# Deep Learning with PyTorch


Author: [Anand Saha](http://teleported.in/)

### 1.8 Accessing popular datasets via torchvision and torchtext

**Objective**: Learn how to access popular datasets via PyTorch utilities

**Let's access the CIFAR10 dataset via torchvision**

In [2]:
import torch
import torchvision
import torchvision.transforms as transforms
import matplotlib.pyplot as plt

In [3]:
# Transforms are applied to each image. Some are mandatory, like conversion to Tensor and 
# Normalize the image. Others are optional and used for data augmentation (like random crop, 
# random jitter etc.)

transform = transforms.Compose([transforms.ToTensor(), 
                                # Various transforms can be added in this pipeline for data augmentation
                                transforms.Normalize((0.5, 0.5, 0.5), (0.5, 0.5, 0.5))])

`torch.utils.data.Dataset`

All datasets (like CIFAR10) are inherited from torch.utils.data.Dataset abstract class. `torch.utils.data.Dataset` represents a dataset, and via the `__len__()` and `__iter__()` functions allows it's client to iterate through the dataset. Custom implementations would read custom datasets and provide a standard interface to it's clients.

In the below example, the CIFAR10 class did the work for us in loading CIFAR10 data. It has mechanisms to download the dataset from source, unpack it, and provide us the necessary iterators.


In [4]:
trainset = torchvision.datasets.CIFAR10(root='./data', train=True,
                                        download=True, transform=transform)

Downloading https://www.cs.toronto.edu/~kriz/cifar-10-python.tar.gz to ./data\cifar-10-python.tar.gz


100.0%


Extracting ./data\cifar-10-python.tar.gz to ./data


In [7]:
len(trainset.train_data)

AttributeError: 'CIFAR10' object has no attribute 'train_data'

In [6]:
plt.imshow(trainset.train_data[1])
print(trainset.train_labels[1], " - Happens to be the truck class")

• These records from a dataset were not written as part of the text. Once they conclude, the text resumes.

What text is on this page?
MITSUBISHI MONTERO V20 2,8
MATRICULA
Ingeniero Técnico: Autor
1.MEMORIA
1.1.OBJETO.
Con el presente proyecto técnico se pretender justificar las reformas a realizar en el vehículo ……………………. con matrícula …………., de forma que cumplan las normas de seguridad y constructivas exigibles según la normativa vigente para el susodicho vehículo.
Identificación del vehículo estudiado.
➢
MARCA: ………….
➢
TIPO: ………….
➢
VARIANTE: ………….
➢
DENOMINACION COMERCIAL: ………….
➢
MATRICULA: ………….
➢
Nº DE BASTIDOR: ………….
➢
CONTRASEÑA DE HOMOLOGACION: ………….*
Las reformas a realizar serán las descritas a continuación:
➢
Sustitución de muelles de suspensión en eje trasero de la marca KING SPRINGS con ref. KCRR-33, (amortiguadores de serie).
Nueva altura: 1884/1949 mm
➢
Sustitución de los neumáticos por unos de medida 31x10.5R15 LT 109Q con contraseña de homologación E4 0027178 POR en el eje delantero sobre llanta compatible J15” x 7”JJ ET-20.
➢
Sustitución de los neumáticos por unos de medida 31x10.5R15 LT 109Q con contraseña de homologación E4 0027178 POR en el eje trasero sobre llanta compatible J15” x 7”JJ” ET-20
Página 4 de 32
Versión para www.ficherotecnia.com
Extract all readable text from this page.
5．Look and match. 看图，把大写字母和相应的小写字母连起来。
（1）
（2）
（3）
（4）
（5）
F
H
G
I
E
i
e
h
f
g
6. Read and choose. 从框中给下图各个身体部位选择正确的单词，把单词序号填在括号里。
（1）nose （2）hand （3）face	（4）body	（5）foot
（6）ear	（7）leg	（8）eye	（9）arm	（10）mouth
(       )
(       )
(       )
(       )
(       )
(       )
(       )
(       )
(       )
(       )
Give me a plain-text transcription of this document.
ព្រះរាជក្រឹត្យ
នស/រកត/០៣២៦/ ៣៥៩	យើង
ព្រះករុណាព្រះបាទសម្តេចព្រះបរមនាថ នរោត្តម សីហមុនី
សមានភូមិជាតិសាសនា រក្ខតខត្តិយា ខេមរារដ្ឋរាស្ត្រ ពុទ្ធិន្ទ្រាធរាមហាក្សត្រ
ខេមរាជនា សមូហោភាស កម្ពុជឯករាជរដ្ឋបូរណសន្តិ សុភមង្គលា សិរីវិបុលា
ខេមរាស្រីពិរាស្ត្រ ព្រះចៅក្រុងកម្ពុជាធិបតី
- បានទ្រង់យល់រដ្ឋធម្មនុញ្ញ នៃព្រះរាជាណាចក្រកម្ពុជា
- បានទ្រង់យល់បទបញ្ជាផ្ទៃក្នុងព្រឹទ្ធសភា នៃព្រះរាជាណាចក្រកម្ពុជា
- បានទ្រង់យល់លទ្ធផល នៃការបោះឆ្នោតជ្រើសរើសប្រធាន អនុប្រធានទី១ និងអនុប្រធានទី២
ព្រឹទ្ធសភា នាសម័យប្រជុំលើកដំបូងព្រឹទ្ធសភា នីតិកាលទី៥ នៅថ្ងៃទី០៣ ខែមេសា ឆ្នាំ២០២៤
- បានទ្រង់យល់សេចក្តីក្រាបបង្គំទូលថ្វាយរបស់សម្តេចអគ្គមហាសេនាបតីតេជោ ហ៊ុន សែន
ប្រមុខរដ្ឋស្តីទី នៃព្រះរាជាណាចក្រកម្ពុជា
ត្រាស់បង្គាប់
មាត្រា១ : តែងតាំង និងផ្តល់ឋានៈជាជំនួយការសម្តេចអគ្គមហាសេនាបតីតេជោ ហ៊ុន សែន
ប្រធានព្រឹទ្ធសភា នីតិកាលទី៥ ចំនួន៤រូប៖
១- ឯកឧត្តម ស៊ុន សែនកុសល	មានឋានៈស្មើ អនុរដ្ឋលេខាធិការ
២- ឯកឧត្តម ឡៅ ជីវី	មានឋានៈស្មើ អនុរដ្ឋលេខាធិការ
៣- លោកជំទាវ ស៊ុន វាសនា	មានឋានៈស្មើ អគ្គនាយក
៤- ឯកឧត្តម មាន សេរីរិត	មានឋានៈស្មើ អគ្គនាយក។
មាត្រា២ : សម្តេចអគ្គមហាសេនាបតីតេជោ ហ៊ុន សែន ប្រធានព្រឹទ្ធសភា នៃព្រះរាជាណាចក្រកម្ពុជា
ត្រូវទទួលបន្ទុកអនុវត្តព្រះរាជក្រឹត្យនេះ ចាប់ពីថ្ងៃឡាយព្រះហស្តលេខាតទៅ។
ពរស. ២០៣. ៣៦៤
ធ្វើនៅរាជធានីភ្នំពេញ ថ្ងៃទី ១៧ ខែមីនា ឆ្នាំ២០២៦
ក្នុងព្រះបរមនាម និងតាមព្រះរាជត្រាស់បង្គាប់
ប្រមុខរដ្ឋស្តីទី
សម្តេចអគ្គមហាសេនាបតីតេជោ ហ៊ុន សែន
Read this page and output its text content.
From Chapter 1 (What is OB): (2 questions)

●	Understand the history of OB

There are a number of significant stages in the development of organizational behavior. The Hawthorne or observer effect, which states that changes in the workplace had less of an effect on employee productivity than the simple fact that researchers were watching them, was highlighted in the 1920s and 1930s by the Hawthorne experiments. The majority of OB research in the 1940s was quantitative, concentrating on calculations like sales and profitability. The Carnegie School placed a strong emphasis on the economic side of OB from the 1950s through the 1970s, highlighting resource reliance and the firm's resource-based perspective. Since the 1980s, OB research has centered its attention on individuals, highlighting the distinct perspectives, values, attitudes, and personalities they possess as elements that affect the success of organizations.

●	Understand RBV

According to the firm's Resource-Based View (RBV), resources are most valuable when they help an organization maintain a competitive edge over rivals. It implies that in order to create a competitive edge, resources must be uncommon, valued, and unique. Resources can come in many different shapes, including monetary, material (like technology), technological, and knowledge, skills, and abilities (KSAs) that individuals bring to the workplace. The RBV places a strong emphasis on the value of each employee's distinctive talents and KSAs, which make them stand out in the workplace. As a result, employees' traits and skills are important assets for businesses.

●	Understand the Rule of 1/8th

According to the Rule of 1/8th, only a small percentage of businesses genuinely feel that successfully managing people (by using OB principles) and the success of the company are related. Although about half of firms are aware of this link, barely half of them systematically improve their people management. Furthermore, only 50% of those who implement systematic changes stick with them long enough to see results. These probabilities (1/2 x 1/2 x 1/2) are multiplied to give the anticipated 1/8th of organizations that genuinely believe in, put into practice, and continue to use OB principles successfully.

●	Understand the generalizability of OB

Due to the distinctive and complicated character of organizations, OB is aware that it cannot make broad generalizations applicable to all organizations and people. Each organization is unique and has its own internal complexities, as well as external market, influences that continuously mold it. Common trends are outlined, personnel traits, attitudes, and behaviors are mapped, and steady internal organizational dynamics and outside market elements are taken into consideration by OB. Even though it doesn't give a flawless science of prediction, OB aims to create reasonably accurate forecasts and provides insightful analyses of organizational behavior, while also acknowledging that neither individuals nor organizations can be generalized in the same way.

AttributeError: 'CIFAR10' object has no attribute 'train_data'

`torch.utils.data.DataLoader`

DataLoader can load multiple samples parallelly. It provides an iterater to fetch one batch at a time, with the batchsize as specified.

DataLoader helps in:
* Batching the data
* Shuffling the data
* Load the data in parallel using multiprocessing workers.

In [8]:
trainloader = torch.utils.data.DataLoader(trainset, batch_size=10,
                                          shuffle=True, num_workers=2)

A training loop skeleton

In [9]:
for i, data in enumerate(trainloader):

    data, labels = data
    
    print("Iteration ", i)
    print("")
    print("type(data): ", type(data))
    print("data.size(): ", data.size())
    print("")
    print("type(labels): ", type(labels))
    print("labels.size(): ", labels.size())
    
    # Model training happens here
    
    break

Iteration  0

type(data):  <class 'torch.Tensor'>
data.size():  torch.Size([10, 3, 32, 32])

type(labels):  <class 'torch.Tensor'>
labels.size():  torch.Size([10])


**Datasets available**

* MNIST
* Fashion-MNIST
* EMNIST
* COCO
* Captions
* Detection
* LSUN
* ImageFolder
* Imagenet-12
* CIFAR
* STL10
* SVHN
* PhotoTour